Пальцы Сладиславы разжались, оставив на подбородке Лучинки два розовых пятнышка.
Все поняла боярыня.
– Иди, девушка, – глухим усталым голосом проговорила она. – Не бойся. Гнать тебя не стану. Не за что. Всё будет, как было. Иди.
Лучинка упала на колени, схватила вялую руку боярыни, прижалась губами к сухой, пахнущей травами коже… Мир пошатнулся. Сердце – птица в силке.
– Госпожа!
– Что тебе? – Боярыня силой отняла руку.
– Госпожа… Я…
Лишь на миг увиделось: она – жена Богуслава. Остроносый сафьяновый сапог в ее руках… Большие руки, поднимающие ее над землей… Дурманящий запах мужского могучего тела… Приникнуть всем телом, всей кожей, обнять, как обнимает Мать-Земля… Мокошь!
Лучинка вздрогнула, сглотнула комок, шепнула чуть слышно:
– Прости меня, Матушка…
И громче, охрипшим чужим голосом:
– Я согласна, госпожа. Я отрекусь.
* * *– Уверена? – спросил Сергей. – Ты уверена, что эта маленькая ворожея – подходящая партия для Богуслава? Может, поищем кого-нибудь…
– Кого-нибудь вроде Доброславы? – холодно осведомилась Сладислава.
– Чем плоха Доброслава?
– Всем хороша, – льда в голосе супруги Сергея стало впятеро больше.

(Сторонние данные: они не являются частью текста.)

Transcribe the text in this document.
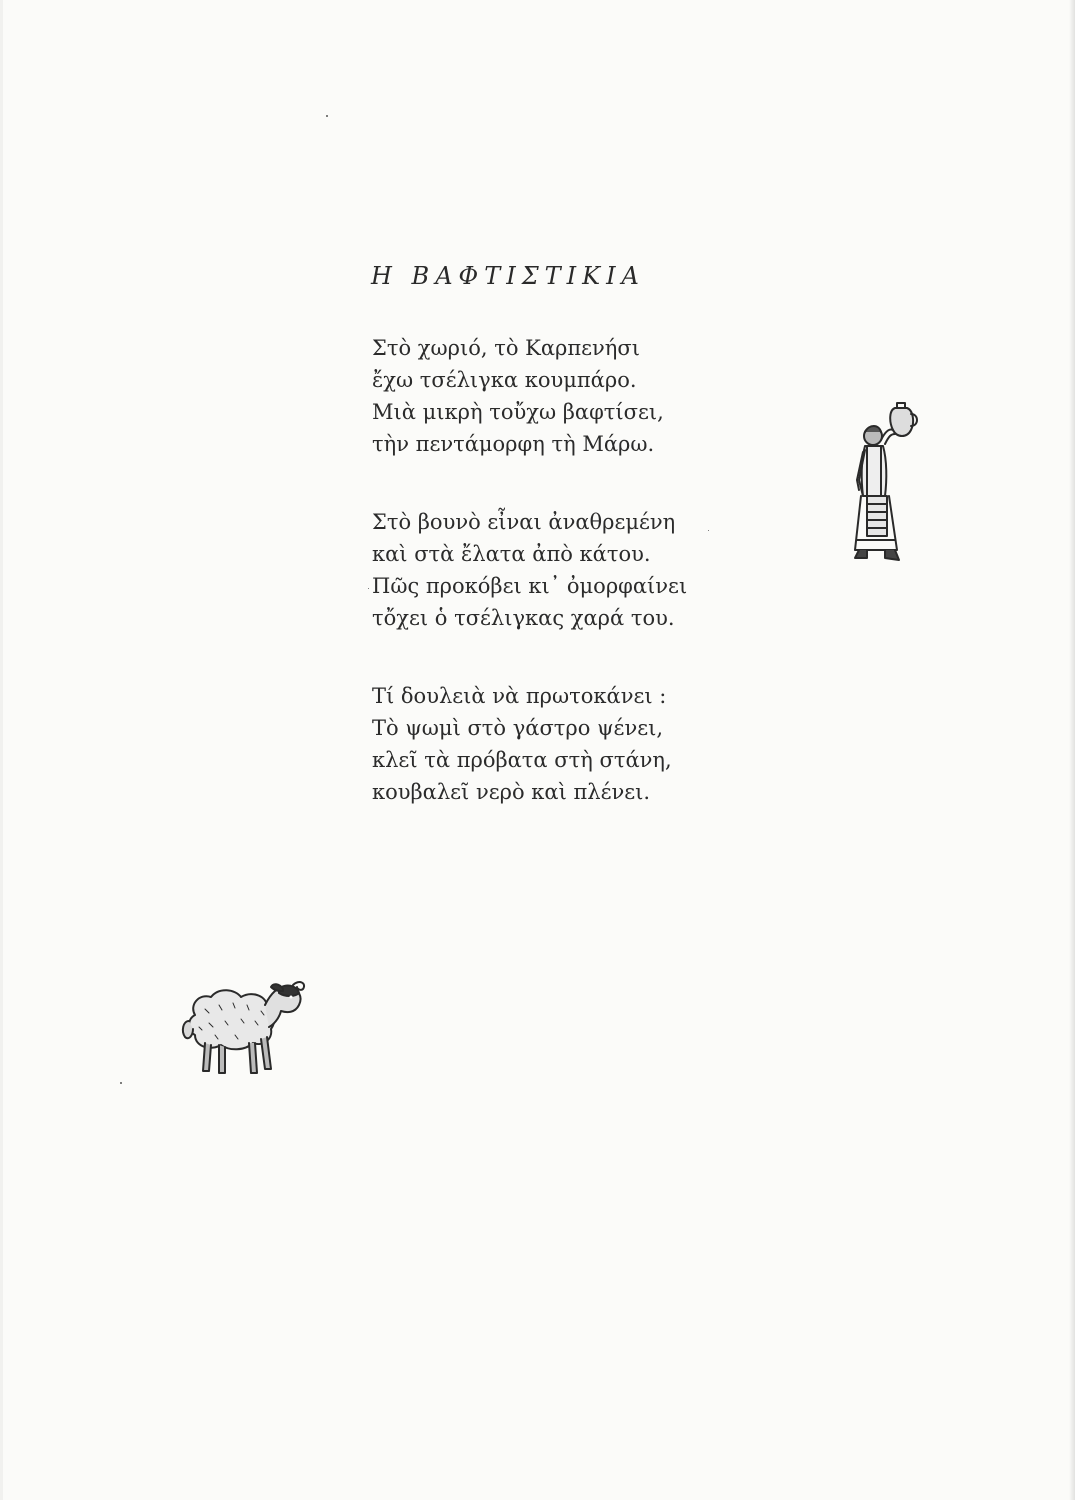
Η ΒΑΦΤΙΣΤΙΚΙΑ
Στὸ χωριό, τὸ Καρπενήσι
ἔχω τσέλιγκα κουμπάρο.
Μιὰ μικρὴ τοὔχω βαφτίσει,
τὴν πεντάμορφη τὴ Μάρω.
Στὸ βουνὸ εἶναι ἀναθρεμένη
καὶ στὰ ἔλατα ἀπὸ κάτου.
Πῶς προκόβει κι᾽ ὀμορφαίνει
τὄχει ὁ τσέλιγκας χαρά του.
Τί δουλειὰ νὰ πρωτοκάνει :
Τὸ ψωμὶ στὸ γάστρο ψένει,
κλεῖ τὰ πρόβατα στὴ στάνη,
κουβαλεῖ νερὸ καὶ πλένει.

– Сладушка! Ты что? – Сергей шагнул к жене, обнял, заглянул в глаза: – Что не так, моя хорошая?
– То, что не хочу я Славке такую жену, как Доброслава, – уже теплее проговорила боярыня, устраиваясь в объятиях мужа привычно и удобно, как лисичка в норке. – Хочу, чтоб у него было – как у нас с тобой. Плохо ему будет – нелюбимому с нелюбимой…
– А Артёму – хорошо?
– Артём – он другой. Он – в мою кровь пошел. Он – сильный. А Славка… Это только кажется, что ему всё нипочем. Он, конечно, большой и тоже сильный, но внутри – нежный и мягкий. Как ты!

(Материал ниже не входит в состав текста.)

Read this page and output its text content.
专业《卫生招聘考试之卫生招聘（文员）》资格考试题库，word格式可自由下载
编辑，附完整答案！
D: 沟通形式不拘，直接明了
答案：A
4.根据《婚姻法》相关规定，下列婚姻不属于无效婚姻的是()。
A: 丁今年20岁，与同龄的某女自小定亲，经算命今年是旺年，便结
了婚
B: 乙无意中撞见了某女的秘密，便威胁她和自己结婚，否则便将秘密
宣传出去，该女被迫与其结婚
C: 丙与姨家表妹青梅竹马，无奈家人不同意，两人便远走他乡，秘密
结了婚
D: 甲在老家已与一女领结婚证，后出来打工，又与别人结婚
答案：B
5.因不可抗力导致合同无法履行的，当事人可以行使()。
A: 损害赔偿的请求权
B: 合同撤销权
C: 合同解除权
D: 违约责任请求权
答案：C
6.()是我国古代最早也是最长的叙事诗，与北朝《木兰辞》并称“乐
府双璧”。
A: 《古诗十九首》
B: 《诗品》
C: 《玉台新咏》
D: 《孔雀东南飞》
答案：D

– Это я-то – мягкий? – Сергей расхохотался, но тут же умолк, провел бугристой ладонью по гибкой податливой спинке жены, сжал круглую упругую ягодицу, поцеловал шейку, щекоча усами, шепнул в ушко:
– Пойдем-ка наверх, Сладушка. Я тебе покажу, кто тут – мягкий… – И, не дожидаясь согласия, подхватил и понес в горницу.
Сладислава не противилась. Она любила его не меньше, чем в день, когда они зачали Богуслава. И знала, что, пока они вместе, всё будет хорошо.
Глава 5
Вятское капище
Перемена участи
Богуслав глядел на собравшихся вокруг капища вятичей с головы трехсаженного идола. Судя по всему, это был Стрыбог. Стрыбог – от «стрый», «дядька». Впрочем, Стрыбогом его называли древляне и волыняне. У вятичей он мог носить и другое имя. В любом случае ему вряд ли нравилось, что какой-то чужак вскарабкался ему на макушку. Не нравилось это и толпам вятичей по ту сторону частокола.